The revised framework proposes sweeping modifications throughout governance, compliance, disclosure and value buildings. This consists of the elimination of the extra 5 foundation factors (bps) expense that asset administration corporations (AMCs) have been allowed to cost on schemes with exit masses.
To offset the influence, SEBI has marginally revised the bottom expense ratio slabs upward by 5 bps for open-ended schemes.

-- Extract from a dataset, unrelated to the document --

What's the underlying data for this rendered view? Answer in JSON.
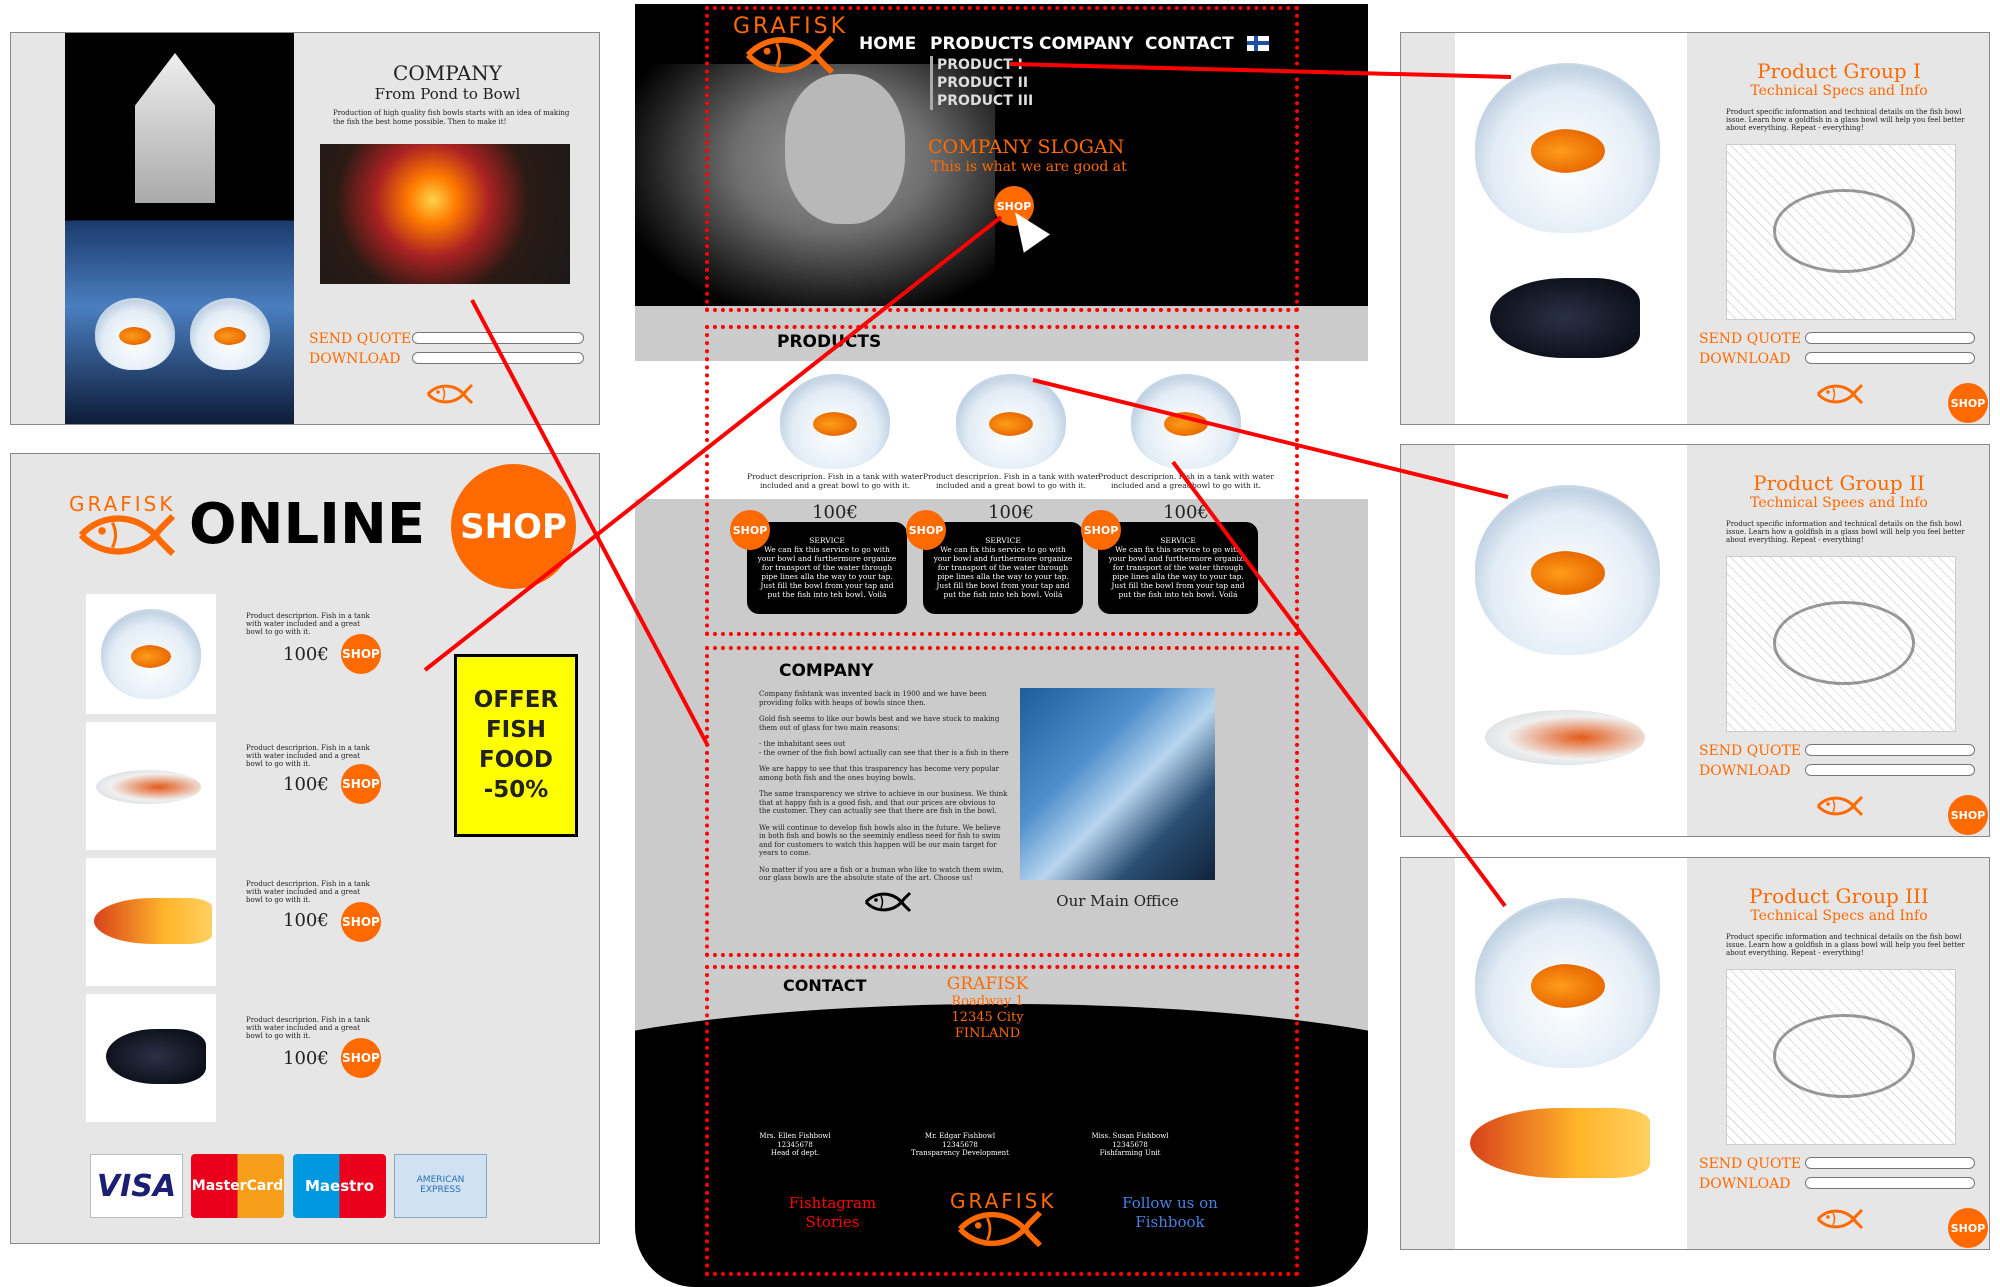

The regulator has additionally proposed reducing the brokerage cap from 12 bps to 2 bps for money transactions and from 5 bps to 1 bps for derivatives, citing the necessity to forestall buyers from successfully paying twice for analysis companies bundled with buying and selling commissions.
All statutory levies corresponding to GST, stamp obligation and securities transaction tax will now be stored outdoors the entire expense ratio (TER) restrict, bringing higher transparency to charge disclosures.
For ease of compliance, mutual funds will now not be required to submit onerous copies of commercials to SEBI or publish sure notices in newspapers. Communication with buyers might be accomplished digitally, whereas half-yearly portfolio disclosures will likely be merged with month-to-month studies to keep away from duplication.
Amongst structural modifications, SEBI has clarified the eligibility norms for sponsors and trustees, deleted redundant classes corresponding to capital protection-oriented and actual property mutual fund schemes, and proposed clearer definitions for phrases like TER and “unbiased trustees.”
Asset-management corporations providing non-pooled or non-broad-based funds ought to achieve this by means of a separate enterprise unit, with all key staff segregated and a board-level oversight to manage conflicts, it mentioned.
The regulator has invited public feedback on the draft laws by November 17.